Pesquisadora verificou quais parâmetros mais pesavam na redução e na ocorrência de contaminação cruzada por Salmonella typhimurium
Uma pesquisa conduzida pela nutricionista Daniele Maffei, da Faculdade de Ciências Farmacêuticas (FCF) da USP e ligada ao Centro de Pesquisa em Alimentos (Food Research Center – FoRC), levantou as práticas empregadas por indústrias paulistas produtoras de vegetais prontos para o consumo (VPC) e avaliou a qualidade microbiológica desses produtos. O consumo de VPC vem aumentando no Brasil como consequência de mudanças nos hábitos alimentares da população. Por serem consumidos na forma crua, os VPC não necessitam de qualquer tratamento adicional antes do consumo e, portanto, as indústrias devem garantir a qualidade e segurança desses produtos. Mas será que o procedimento empregado pelas indústrias brasileiras é capaz disso?

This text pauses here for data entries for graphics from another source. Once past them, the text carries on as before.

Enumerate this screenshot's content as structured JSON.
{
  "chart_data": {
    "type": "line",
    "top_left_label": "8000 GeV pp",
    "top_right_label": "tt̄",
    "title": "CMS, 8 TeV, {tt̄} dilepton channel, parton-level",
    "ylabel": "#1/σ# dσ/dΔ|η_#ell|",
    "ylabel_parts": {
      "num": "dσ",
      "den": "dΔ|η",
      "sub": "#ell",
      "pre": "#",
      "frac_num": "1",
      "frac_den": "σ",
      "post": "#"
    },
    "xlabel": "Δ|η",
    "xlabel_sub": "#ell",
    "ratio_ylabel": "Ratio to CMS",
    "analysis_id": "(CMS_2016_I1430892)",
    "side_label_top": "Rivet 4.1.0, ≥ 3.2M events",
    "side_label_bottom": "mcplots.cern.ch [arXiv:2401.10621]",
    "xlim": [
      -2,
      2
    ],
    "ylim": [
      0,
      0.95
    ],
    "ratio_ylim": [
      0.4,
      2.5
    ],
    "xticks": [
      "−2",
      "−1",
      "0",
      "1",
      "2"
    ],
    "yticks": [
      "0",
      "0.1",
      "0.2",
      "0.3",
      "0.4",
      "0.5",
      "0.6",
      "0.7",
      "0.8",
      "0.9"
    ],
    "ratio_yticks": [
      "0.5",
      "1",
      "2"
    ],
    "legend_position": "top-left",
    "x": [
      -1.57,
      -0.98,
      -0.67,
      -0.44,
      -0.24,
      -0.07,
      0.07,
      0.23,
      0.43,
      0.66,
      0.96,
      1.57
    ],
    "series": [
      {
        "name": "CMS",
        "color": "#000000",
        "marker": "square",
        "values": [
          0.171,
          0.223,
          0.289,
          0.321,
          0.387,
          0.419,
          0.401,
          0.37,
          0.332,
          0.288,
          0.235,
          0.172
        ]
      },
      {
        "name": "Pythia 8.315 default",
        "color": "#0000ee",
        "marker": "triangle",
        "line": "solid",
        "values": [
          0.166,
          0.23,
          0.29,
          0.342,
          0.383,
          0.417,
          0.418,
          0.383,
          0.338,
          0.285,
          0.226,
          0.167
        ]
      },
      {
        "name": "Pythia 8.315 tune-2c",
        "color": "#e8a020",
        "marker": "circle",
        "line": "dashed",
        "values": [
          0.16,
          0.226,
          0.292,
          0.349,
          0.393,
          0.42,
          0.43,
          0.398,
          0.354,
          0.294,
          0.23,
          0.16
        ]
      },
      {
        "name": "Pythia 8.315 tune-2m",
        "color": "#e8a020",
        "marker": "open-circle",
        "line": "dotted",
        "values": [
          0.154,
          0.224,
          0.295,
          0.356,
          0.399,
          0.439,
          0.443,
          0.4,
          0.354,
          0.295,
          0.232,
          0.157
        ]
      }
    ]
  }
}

A pesquisadora visitou dez indústrias do Estado de São Paulo, sendo três na capital e sete no interior. Mais do que detectar que os processos de desinfecção feitos com sanitizante à base de cloro garantiam qualidade para consumo nas indústrias visitadas, Daniele verificou quais eram os parâmetros que mais pesavam na redução e na ocorrência de contaminação cruzada porSalmonella typhimurium, bactéria causadora de uma doença de origem alimentar muito comum. Para isso, simulou parâmetros da água de desinfecção observados nas indústrias, incluindo pH, temperatura, concentração de matéria orgânica (sujeira), concentração do sanitizante e o tempo de contato entre o sanitizante e os vegetais, além da proporção entre a quantidade de água e de vegetais lavados.
A pesquisadora então contaminou algumas amostras de alface com Salmonella typhimurium e realizou o procedimento de lavagem em água (clorada e não clorada), simulando os parâmetros físico-químicos da água observados nas indústrias.
“Primeiro lavamos uma porção de alface contaminada, retiramos essa alface contaminada da água e, em seguida, lavamos sequencialmente dez porções de alfaces não contaminadas na mesma água. Observamos que, quando o sanitizante foi usado em concentrações acima de 10 ppm [equivalente a 10 miligramas por litro (mg/L)], não ocorreu contaminação cruzada, ou seja, a presença do sanitizante evitou a transferência da bactéria para a água de lavagem e, consequentemente, para amostras não contaminadas lavadas na mesma água”, explica. De acordo com a pesquisadora, “a diluição recomendada pela Portaria CVS 5, de 9 de abril de 2013, para desinfecção de hortaliças é de uma colher de sopa rasa de hipoclorito de sódio (água sanitária) na concentração de 2% a 2,5%, diluída em um litro de água potável. Por outro lado, quando o experimento foi feito em água não clorada, ocorreu contaminação cruzada e a Salmonella typhimurium foi transferida para as dez porções inicialmente não contaminadas que foram lavadas na mesma água”.
Modelagem preditiva
Em uma última etapa, a pesquisadora inseriu os dados obtidos nos experimentos de laboratório em programas matemáticos computacionais de microbiologia preditiva, para estimar qual seria o impacto da contaminação cruzada durante a etapa de desinfecção por Salmonella devido ao consumo de VPC no Brasil. “Utilizando esses programas é possível predizer qual seria o número de surtos de salmonelose na população e qual a influência da contaminação cruzada nesses surtos, em função da concentração de sanitizante usada na etapa de desinfecção.” E novamente o efeito do cloro foi decisivo.
“O modelo matemático construído estimou que, dentre os casos de salmonelose preditos no Brasil devido ao consumo de VPC, até 96% poderiam acontecer devido à ocorrência de contaminação cruzada quando foram avaliados cenários em que o uso de sanitizantes não foi empregado. E quando inserimos no modelo uma concentração de cloro igual ou maior a 50 ppm, não houve casos preditos devido à ocorrência de contaminação cruzada”, explica. Esta etapa do trabalho foi feita na Rutgers, The State University of New Jersey, sob orientação de Donald Schaffner, especialista nessa área de microbiologia preditiva e avaliação quantitativa de risco microbiológico.
De acordo com Bernadette Franco, orientadora de Daniele, professora titular do Departamento de Alimentos e Nutrição Experimental da FCF e diretora do FoRC, o trabalho é um grande exemplo de pesquisa aplicada, pois foi além da pesquisa. “Ela fez parcerias, ministrou cursos de boas práticas para os manipuladores e apresentou para as empresas relatórios com os resultados das análises microbiológicas. Trata-se de uma pesquisa de aplicação imediata, muito próxima do dia a dia das pessoas. E a ciência tem justamente essa função: melhorar a vida das pessoas.”